In very broad terms, risk of breast cancer recurrence reduces over time, but it never completely goes away. I think it’s important people know that. I think plenty don’t. I’ve heard it said that you only really “beat” or survive breast cancer if you die of something else. That sounds a bit melodramatic but at this precise moment, at just two-and-a-half months out of treatment, I can relate to that.

 

 

 

 

 

 

Acupuncture, tennis, a haircut and going back to work

Good things are happening.

The biggest thing to report on the physical front – and this is massive – is that the peripheral neuropathy in my feet that was caused by the chemotherapy drug paclitaxel has improved dramatically over the past month.

Don’t get me wrong; that painful throbbing and numbness in the balls of my feet and toes is still there, but to a much, much lesser degree. It’s nowhere near as painful as it was and it’s now only very rarely so bad that I have to sit down and rub my feet to try and ease the discomfort. I used to have to do that pretty regularly. It no longer wakes me up at night. In fact sometimes it’s not even there when I wake up. This is still slightly disconcerting as I’d got so used to it; I wake up and lie there wondering what’s wrong and then I remember and savour the fact that it’s no longer there. It’s a lovely (non)feeling.

Now here’s the thing. This easing off of the chemo-induced peripheral neuropathy has coincided with my starting acupuncture. I know those of you who know me well will do a double take on reading that but, yes, I’ve had three sessions to date and I absolutely love it. Regardless of whether or not that has anything at all to do with the improvement in the nerve damage in my feet, I have to say I have never in my life felt as relaxed as I feel during those sessions. I have them through a lovely charity, The Haven. I did wonder what I’d let myself in for when in one of the sessions I felt a needle being placed in the middle of my forehead right where a “third eye” might be if we had one (think Cyclops), but by then it was far too late. It was half-way through a session and, anyway, I was so relaxed by that point that I really almost didn’t care.

Ironically, the peripheral neuropathy is now at its worst when I’m running. The last five minutes of this Saturday’s 5k Parkrun were a bit of a struggle.

There’s plenty more good news. I’ve been back on the tennis courts twice now, albeit playing with the soft balls children play with when they’re learning. You won’t be surprised to hear that it felt really, really, really – I could go on – good. It was fine in terms of my arm and shoulder and abdomen (where the big scar is), both when I was playing and in the following days. On a related matter, the cording in my chest and arm is really loosening up. While certain stretches are still painful, I’ve more or less regained full mobility in my arm and shoulder.

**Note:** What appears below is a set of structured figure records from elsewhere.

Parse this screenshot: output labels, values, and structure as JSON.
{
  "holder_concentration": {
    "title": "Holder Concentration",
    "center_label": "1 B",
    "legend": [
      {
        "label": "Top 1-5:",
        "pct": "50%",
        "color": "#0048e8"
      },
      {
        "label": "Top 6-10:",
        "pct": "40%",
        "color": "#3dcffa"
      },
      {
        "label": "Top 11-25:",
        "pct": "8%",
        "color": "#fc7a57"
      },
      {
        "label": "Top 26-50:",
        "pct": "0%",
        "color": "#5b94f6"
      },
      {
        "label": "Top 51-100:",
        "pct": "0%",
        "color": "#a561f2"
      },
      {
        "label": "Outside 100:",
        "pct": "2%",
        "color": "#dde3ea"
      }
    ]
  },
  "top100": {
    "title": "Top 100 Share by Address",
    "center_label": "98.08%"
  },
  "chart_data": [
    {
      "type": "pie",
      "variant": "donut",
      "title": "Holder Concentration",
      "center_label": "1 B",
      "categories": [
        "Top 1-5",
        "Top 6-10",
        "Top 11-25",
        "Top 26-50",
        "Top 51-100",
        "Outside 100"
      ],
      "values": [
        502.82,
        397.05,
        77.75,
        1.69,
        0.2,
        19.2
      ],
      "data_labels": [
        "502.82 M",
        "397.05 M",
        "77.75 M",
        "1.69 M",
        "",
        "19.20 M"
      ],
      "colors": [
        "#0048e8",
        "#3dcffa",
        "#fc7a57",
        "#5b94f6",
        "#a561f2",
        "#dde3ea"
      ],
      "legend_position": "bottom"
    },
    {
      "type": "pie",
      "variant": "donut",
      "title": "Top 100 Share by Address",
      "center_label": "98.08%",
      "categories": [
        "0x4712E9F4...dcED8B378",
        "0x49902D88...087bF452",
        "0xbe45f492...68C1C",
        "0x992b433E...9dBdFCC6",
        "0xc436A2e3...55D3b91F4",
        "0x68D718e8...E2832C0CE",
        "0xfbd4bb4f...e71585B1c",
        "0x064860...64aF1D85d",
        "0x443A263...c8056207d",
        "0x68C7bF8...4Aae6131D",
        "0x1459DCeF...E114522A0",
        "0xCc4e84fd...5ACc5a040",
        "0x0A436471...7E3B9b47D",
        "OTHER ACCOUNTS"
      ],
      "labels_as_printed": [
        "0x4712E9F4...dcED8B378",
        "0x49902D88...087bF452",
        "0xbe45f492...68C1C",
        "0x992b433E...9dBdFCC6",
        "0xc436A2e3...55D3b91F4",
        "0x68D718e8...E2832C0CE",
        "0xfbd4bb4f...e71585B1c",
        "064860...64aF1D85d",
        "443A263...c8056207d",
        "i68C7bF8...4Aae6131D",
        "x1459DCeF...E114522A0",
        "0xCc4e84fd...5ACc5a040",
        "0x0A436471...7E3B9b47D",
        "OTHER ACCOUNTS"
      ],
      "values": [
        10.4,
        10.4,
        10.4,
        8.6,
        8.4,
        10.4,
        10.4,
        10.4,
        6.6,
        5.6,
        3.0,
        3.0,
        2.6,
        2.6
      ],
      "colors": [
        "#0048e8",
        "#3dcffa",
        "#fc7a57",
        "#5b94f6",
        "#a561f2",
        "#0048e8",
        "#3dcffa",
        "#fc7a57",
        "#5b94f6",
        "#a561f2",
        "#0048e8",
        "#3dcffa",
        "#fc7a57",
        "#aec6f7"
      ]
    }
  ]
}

I’d asked the consultant who’s in charge of managing my lymphoedema when I met her a couple of weeks ago whether I should play. The swelling is currently only in the reconstructed boob and surrounding area (Looking forward to a “much more symmetrical overall shape”). If it develops in your arm, the consultant said, it’s as likely to be caused by (over)reaching for a tennis ball as it is from lifting a too-heavy shopping bag. Her advice then? “Do what you enjoy.” That was just the encouragement I needed. It basically confirmed what the consultant on the radiotherapy side of things had said a few months ago (Should I play tennis? “Yes, just don’t play Federer.”). A few days later, I enlisted my lovely doubles partner to knock up with me and the following week the rest of the stalwarts of the ladies doubles team I used to play for also obliged. (Thanks, Mary M, Mary P, Monica and Julie, and thanks to coach Steve who suggested the soft balls! Hopefully it won’t be too long before I’m whacking those hard yellow balls again and back playing in the team.)

There’s more. Five months on from finishing chemo, I need a haircut. That’s happening later today. And this last one is really huge… I start back at work tomorrow. It’s time.

That’s about it on the physical front. What about emotionally? Well, thoughts of recurrence are no longer always the first thing that pop into my head when I wake up in the morning. When they do, I tell them to sod off. Sometimes it works. That’s a big improvement.